Finally, we built adjusted logistic regression models to test the associations between parent-reported culturally sensitive care using the composite score and the 6 well-child visit quality domains, as well as the “got all care” score. Covariates included parent’s gender, race and ethnicity, English proficiency, nativity, education, income, and child’s age. These covariates were chosen as they have been shown in past literature to be associated with well-child visit quality.2,46

Results

Participants’ Demographic Characteristics

Of the 299 individuals approached during recruitment, 212 agreed to participate (71% response rate). No demographic information was available for the 87 individuals who declined participation. The majority of participants were between the ages of 25 to 34 (50%), identified as female (81.1%), and attended some college (59.4%). Several racial and ethnic backgrounds were represented; the largest group identified as black, African American, or African (46.2%; Table 1).

Table 1.

Participant Demographics

Parents N (%)
Age (y)
 18–24 31 (14.6)
 25–34 106 (50.0)
 35 or older 75 (35.4)
Gender
 Female 172 (81.1)
 Male 37 (17.5)
 Other 3 (1.4)
Relationship to child
 Mother 169 (79.7)
 Father 38 (17.9)
 Other 5 (2.4)
Racial and ethnic background*
 Black, African American, or African 98 (46.2)
 Asian 13 (6.1)
 White 26 (12.2)
 Hispanic/Latino 42 (19.8)
 Haitian 26 (12.2)
 Other 13 (6.1)
Education
 High school graduate/GED or less 86 (40.6)
 Some college or 2-year degree 71 (33.5)
 4-year college graduate or higher 55 (25.9)
Household weekly income
 ≤$230/wk 63 (29.7)
 $231 –550/wk 67 (31.6)
 ≥551/wk 82 (38.7)
Place of birth
 Born outside the United States 97 (45.8)
 Born in the United States 115 (54.2)
English proficiency
 Speaks and understands English “very well” 148 (69.8)
 Speaks and understands English less than “very well” 64 (30.2)
Children
Age (mo)
 3–9 93 (43.9)
 10–18 69 (32.5)
 19–48 50 (23.6)
Gender
 Male 114 (53.8)
 Female 98 (46.2)
Type of insurance
 Medicaid 162 (76.4)
 Private insurance 47 (22.2)
 No insurance 0 (0)
 Other 3 (1.4)
*

Participants were given the choice to select more than one racial and ethnic group.

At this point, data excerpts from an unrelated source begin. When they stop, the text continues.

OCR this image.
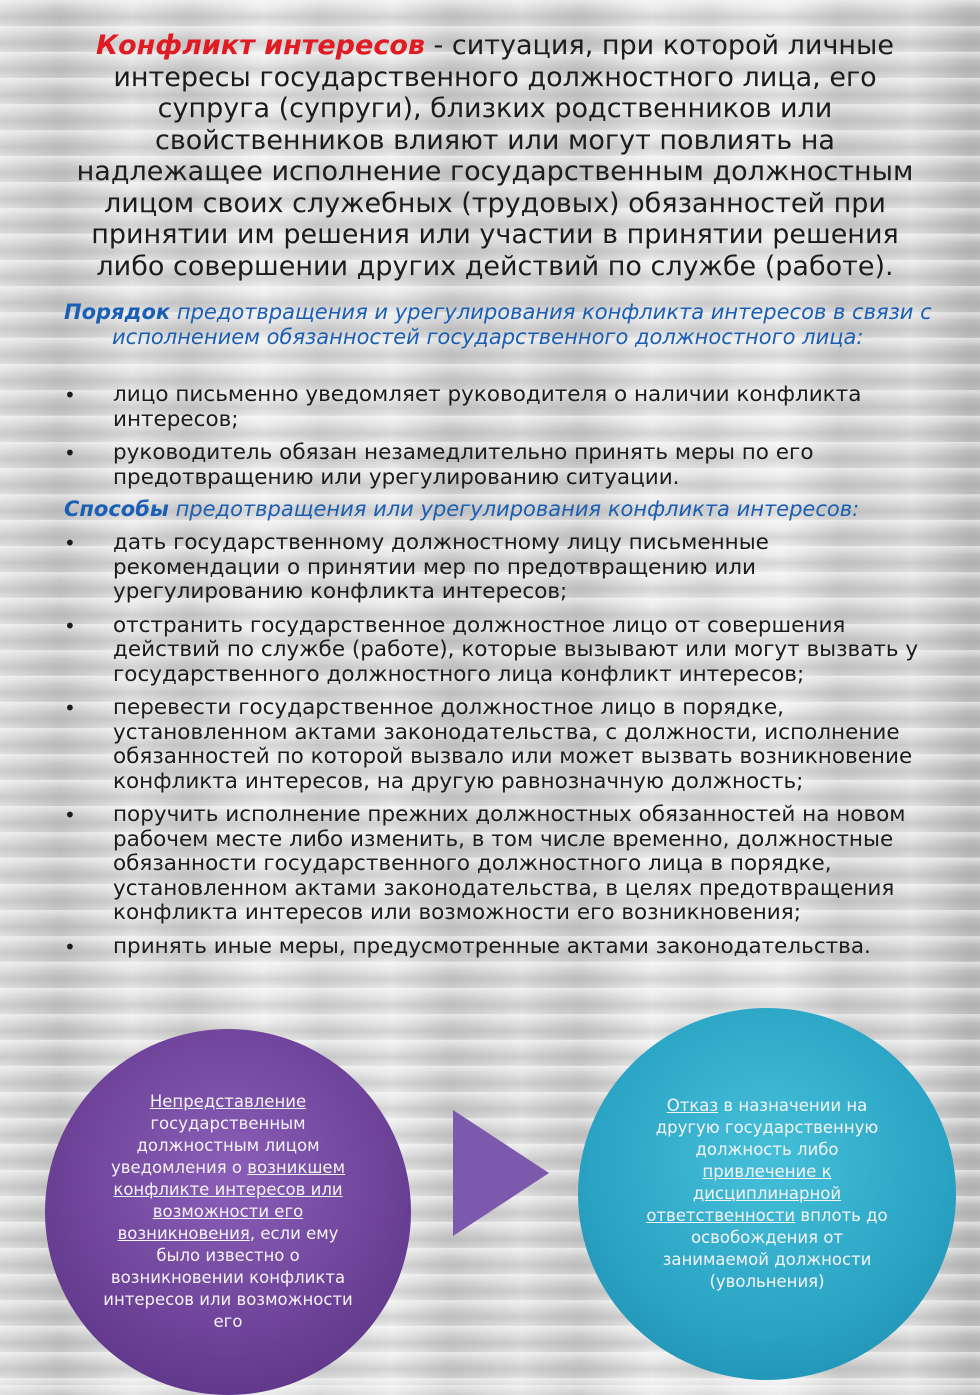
Конфликт интересов - ситуация, при которой личные интересы государственного должностного лица, его супруга (супруги), близких родственников или свойственников влияют или могут повлиять на надлежащее исполнение государственным должностным лицом своих служебных (трудовых) обязанностей при принятии им решения или участии в принятии решения либо совершении других действий по службе (работе).
Порядок предотвращения и урегулирования конфликта интересов в связи с исполнением обязанностей государственного должностного лица:
• лицо письменно уведомляет руководителя о наличии конфликта интересов;
• руководитель обязан незамедлительно принять меры по его предотвращению или урегулированию ситуации.
Способы предотвращения или урегулирования конфликта интересов:
• дать государственному должностному лицу письменные рекомендации о принятии мер по предотвращению или урегулированию конфликта интересов;
• отстранить государственное должностное лицо от совершения действий по службе (работе), которые вызывают или могут вызвать у государственного должностного лица конфликт интересов;
• перевести государственное должностное лицо в порядке, установленном актами законодательства, с должности, исполнение обязанностей по которой вызвало или может вызвать возникновение конфликта интересов, на другую равнозначную должность;
• поручить исполнение прежних должностных обязанностей на новом рабочем месте либо изменить, в том числе временно, должностные обязанности государственного должностного лица в порядке, установленном актами законодательства, в целях предотвращения конфликта интересов или возможности его возникновения;
• принять иные меры, предусмотренные актами законодательства.
Непредставление государственным должностным лицом уведомления о возникшем конфликте интересов или возможности его возникновения, если ему было известно о возникновении конфликта интересов или возможности его
Отказ в назначении на другую государственную должность либо привлечение к дисциплинарной ответственности вплоть до освобождения от занимаемой должности (увольнения)
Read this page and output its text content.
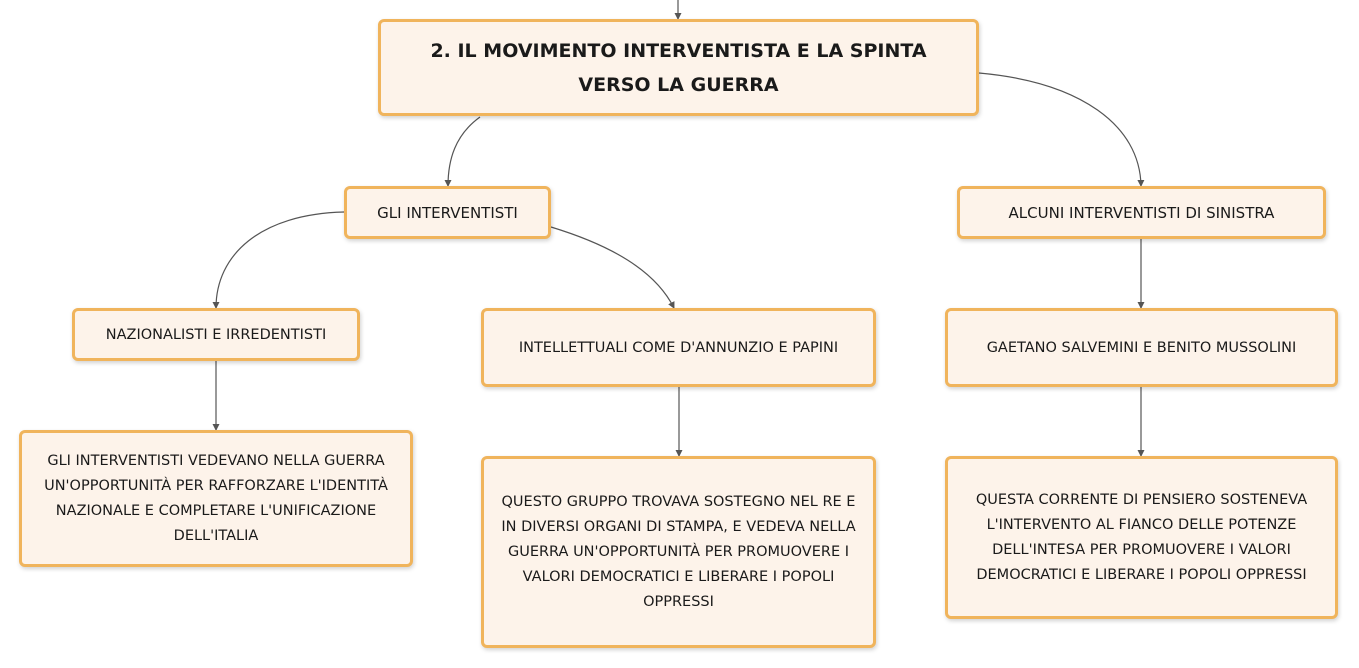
2. IL MOVIMENTO INTERVENTISTA E LA SPINTA VERSO LA GUERRA
GLI INTERVENTISTI	ALCUNI INTERVENTISTI DI SINISTRA
NAZIONALISTI E IRREDENTISTI
INTELLETTUALI COME D'ANNUNZIO E PAPINI	GAETANO SALVEMINI E BENITO MUSSOLINI
GLI INTERVENTISTI VEDEVANO NELLA GUERRA UN'OPPORTUNITÀ PER RAFFORZARE L'IDENTITÀ NAZIONALE E COMPLETARE L'UNIFICAZIONE DELL'ITALIA
QUESTO GRUPPO TROVAVA SOSTEGNO NEL RE E IN DIVERSI ORGANI DI STAMPA, E VEDEVA NELLA GUERRA UN'OPPORTUNITÀ PER PROMUOVERE I VALORI DEMOCRATICI E LIBERARE I POPOLI OPPRESSI
QUESTA CORRENTE DI PENSIERO SOSTENEVA L'INTERVENTO AL FIANCO DELLE POTENZE DELL'INTESA PER PROMUOVERE I VALORI DEMOCRATICI E LIBERARE I POPOLI OPPRESSI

Parent-Reported Culturally Sensitive Care

Participants generally reported receiving culturally sensitive care (Table 2). On a 5-point scale with 1 being the least culturally sensitive and 5 being the most, the mean composite score was 3.7 (standard deviation; SD: 0.7). The highest reported culturally sensitive care scores were in the discrimination-related domains, where few participants described experiencing discrimination due to education or race and ethnicity. Participants reported lower scores in the domains of clinicians asking about CAM (2.9; SD: 1.5), spiritual beliefs (2.3; SD: 1.7), language preferences (2.8; SD: 1.7), or including family during well-child visits (2.7; SD: 1.5).

Table 2.

Parent-Reported Culturally Sensitive Care for Total Sample

Culturally Sensitive Care Subscales* Mean (SD)
Complementary and alternative medications 2.9 (1.5)
Causal attribution of health problem (ie, provider listening to what the parent thinks causes problems with their child’s health) 4.3 (1.2)
Family involvement 2.7 (1.5)
Spirituality 2.3 (1.7)
Discrimination due to education 4.8 (0.7)
Discrimination due to race and ethnicity (provider) 4.9 (0.6)
Discrimination due to race and ethnicity (staff) 4.9 (0.6)
Sensitivity to language needs 2.8 (1.7)
Composite score 3.7 (0.7)
*

Each subscale scored on a scale of 1 to 5 (with 5 being the most culturally sensitive).

The mean of the 8 culturally sensitive care subscales.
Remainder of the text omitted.